Yes. This is how categorical variables, called factors, are stored in R - both the levels, a vector of all possible values, and the actual values taken, are stored:
x = factor(c('a', 'b', 'c', 'a', 'b', 'b'))
x
# [1] a b c a b b
# Levels: a b c
y = x[1]
# [1] a
# Levels: a b c
You can get rid of unused levels with droplevels()
, or by re-applying the factor
function, creating a new factor out of only what is present:
droplevels(y)
# [1] a
# Levels: a
factor(y)
# [1] a
# Levels: a
You can also use droplevels
on a data frame to drop all unused levels from all factor columns:
dat = data.frame(x = x)
str(dat)
# 'data.frame': 6 obs. of 1 variable:
# $ x: Factor w/ 3 levels "a","b","c": 1 2 3 1 2 2
str(dat[1, ])
# Factor w/ 3 levels "a","b","c": 1
str(droplevels(dat[1, ]))
# Factor w/ 1 level "a": 1
Though unrelated to your current issue, we should also mention that factor
has an optional levels
argument which can be used to specify the levels of a factor and the order in which they should go. This can be useful if you want a specific order (perhaps for plotting or modeling), or if there are more possible levels than are actually present and you want to include them.
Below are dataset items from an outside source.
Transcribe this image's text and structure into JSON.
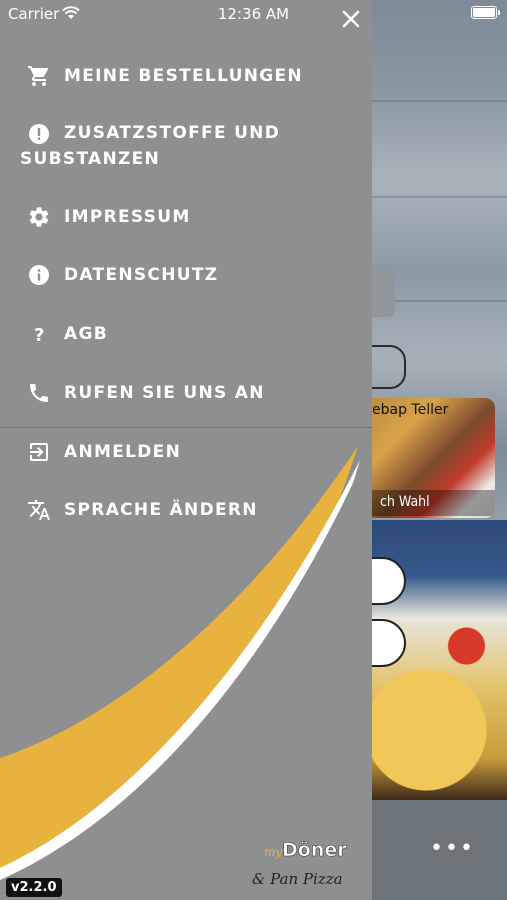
{
  "status_bar": {
    "carrier": "Carrier",
    "time": "12:36 AM"
  },
  "background": {
    "card_title": "ebap Teller",
    "card_subtitle": "ch Wahl"
  },
  "drawer": {
    "menu": [
      {
        "label": "MEINE BESTELLUNGEN",
        "icon": "cart-icon"
      },
      {
        "label": "ZUSATZSTOFFE UND SUBSTANZEN",
        "icon": "alert-circle-icon"
      },
      {
        "label": "IMPRESSUM",
        "icon": "gear-icon"
      },
      {
        "label": "DATENSCHUTZ",
        "icon": "info-icon"
      },
      {
        "label": "AGB",
        "icon": "question-icon"
      },
      {
        "label": "RUFEN SIE UNS AN",
        "icon": "phone-icon"
      },
      {
        "label": "ANMELDEN",
        "icon": "login-icon"
      },
      {
        "label": "SPRACHE ÄNDERN",
        "icon": "translate-icon"
      }
    ],
    "logo_text_1": "Döner",
    "logo_text_2": "& Pan Pizza",
    "logo_prefix": "my",
    "version": "v2.2.0"
  },
  "colors": {
    "drawer_bg": "#8d8f91",
    "accent_yellow": "#e8b23e",
    "text": "#ffffff"
  }
}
If you don't specify the levels
, the default will be alphabetical order.
x = c("agree", "disagree", "agree", "neutral", "strongly agree")
factor(x)
# [1] agree disagree agree neutral strongly agree
# Levels: agree disagree neutral strongly agree
## not a good order
factor(x, levels = c("disagree", "neutral", "agree", "strongly agree"))
# [1] agree disagree agree neutral strongly agree
# Levels: disagree neutral agree strongly agree
## better order
factor(x, levels = c("strongly disagree", "disagree", "neutral", "agree", "strongly agree"))
# [1] agree disagree agree neutral strongly agree
# Levels: strongly disagree disagree neutral agree strongly agree
## good order, more levels than are actually present
You can use ?reorder
and ?relevel
(or just factor
again) to change the order of levels for an already created factor.